In a study published in Tobacco Control, RTI International researcher Lauren Dutra, along with her then-colleagues at the University of California, San Francisco, researchers Rachel Grana (now at the National Cancer Institute) and Stanton Glantz, investigated work on aerosol technology at Philip Morris using UCSF’s Truth Tobacco Documents Library.

They found that Philip Morris started developing a nicotine aerosol device in 1990, when smoking was becoming less socially acceptable and some smokers were switching to nicotine replacement therapy, including gum and transdermal patches. But because the company was concerned that nicotine aerosol products might run afoul of FDA regulations, it changed course, applying its technology to pharmaceuticals, creating (as Chrysalis, a division of Philip Morris USA) a pharmaceutical inhaler called Aria.

E-cigarettes are often characterized as an altruistic endeavor started by mom and pop shops,” Dutra said. “Our analysis shows that Philip Morris started developing e-cigarette technology in the 1990’s as a way to keep their customers buying Philip Morris’s products despite the negative health effects of smoking and indoor smoking restrictions.”

The first e-cigarette to be marketed, Ruyan, was released in China in 2003 and then in Europe and the United States around 2007. In 2013, the Altria, the parent company of Philip Morris, released the MarkTen e-cigarette.

The report presents an alternative to the most widely cited narrative about the invention and spread of e-cigarettes, the authors note. Many researchers credit Chinese pharmacist Hon Lik with inventing the e-cigarette in 2003, and describe e-cigarettes as a disruptive technology that spread through the market, competing with big tobacco companies. 

However, long before Han Lik’s invention reached the U.S. market, Philip Morris was working on devices designed to keep health-conscious smokers from using nicotine replacement therapy that also would circumvent the legal restrictions that applied to cigarettes.

After Lik patented his e-cigarette and a Chinese company put it on the market and Congress granted the FDA authority to regulate tobacco products, Philip Morris began showing interest in the devices again.
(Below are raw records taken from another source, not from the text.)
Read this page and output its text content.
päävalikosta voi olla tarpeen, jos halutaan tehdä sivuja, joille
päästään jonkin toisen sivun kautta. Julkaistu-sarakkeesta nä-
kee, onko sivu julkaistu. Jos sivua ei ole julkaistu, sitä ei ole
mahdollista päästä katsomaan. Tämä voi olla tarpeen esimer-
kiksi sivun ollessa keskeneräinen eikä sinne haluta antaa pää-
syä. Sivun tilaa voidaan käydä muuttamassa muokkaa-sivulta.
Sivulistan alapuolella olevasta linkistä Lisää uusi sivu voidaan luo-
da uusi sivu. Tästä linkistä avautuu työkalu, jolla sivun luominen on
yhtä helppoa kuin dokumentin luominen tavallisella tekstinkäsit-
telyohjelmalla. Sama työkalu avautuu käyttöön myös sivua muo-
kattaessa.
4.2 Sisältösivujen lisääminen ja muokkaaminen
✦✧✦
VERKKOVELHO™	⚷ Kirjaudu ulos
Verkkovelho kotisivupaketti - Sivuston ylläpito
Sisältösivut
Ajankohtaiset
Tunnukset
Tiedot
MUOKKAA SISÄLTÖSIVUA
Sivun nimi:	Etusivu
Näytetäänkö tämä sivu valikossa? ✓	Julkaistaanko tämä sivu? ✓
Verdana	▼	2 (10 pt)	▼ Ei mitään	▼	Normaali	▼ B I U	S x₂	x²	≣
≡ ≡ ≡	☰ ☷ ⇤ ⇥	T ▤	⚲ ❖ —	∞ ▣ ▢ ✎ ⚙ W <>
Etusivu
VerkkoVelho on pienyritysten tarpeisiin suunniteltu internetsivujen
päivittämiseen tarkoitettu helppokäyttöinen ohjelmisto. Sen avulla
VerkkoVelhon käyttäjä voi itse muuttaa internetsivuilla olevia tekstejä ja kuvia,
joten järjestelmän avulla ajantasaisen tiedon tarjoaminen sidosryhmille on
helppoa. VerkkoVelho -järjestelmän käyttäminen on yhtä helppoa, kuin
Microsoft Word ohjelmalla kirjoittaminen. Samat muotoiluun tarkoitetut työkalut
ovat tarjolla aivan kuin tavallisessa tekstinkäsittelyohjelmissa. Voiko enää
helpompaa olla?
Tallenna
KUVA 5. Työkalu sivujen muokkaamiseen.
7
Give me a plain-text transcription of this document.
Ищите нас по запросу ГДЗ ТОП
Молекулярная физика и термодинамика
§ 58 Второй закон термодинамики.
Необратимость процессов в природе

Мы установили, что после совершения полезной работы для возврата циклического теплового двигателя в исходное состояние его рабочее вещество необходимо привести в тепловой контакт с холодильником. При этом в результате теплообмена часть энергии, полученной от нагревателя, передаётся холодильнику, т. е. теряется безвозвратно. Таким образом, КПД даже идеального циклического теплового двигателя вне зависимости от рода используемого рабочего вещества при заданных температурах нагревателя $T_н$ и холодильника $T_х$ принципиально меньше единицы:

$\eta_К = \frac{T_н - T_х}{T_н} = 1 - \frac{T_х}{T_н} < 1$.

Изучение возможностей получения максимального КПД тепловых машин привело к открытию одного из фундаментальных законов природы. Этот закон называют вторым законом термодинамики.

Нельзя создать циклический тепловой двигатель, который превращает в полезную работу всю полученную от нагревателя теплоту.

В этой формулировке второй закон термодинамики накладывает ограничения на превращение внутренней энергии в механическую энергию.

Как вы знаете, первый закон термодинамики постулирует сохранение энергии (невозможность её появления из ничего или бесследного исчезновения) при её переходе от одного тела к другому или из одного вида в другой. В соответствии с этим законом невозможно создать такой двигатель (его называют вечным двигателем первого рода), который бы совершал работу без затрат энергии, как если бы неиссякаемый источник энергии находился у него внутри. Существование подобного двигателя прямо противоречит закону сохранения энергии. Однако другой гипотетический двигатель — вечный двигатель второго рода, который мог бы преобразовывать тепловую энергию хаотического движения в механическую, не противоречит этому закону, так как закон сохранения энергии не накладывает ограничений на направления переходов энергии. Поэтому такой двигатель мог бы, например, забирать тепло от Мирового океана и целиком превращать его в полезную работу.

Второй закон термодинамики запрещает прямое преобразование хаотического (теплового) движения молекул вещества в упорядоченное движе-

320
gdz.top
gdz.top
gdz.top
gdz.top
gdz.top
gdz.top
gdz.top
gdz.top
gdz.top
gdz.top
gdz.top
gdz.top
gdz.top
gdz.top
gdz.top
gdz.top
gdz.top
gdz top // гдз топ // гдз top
Development continued through the 2000s, with Altria patenting new designs in 2007 and 2009, and eventually releasing the MarkTen in 2013.

“The e-cigarette market is developing much as Philip Morris had hoped back in the 1990s,”  Glantz said.  “While some people do switch from cigarettes to e-cigarettes or quit with them, most smokers who use e-cigarettes keep smoking at the same time. And e-cigarettes are bringing kids into the nicotine market.  The overall effect is to support cigarette sales.”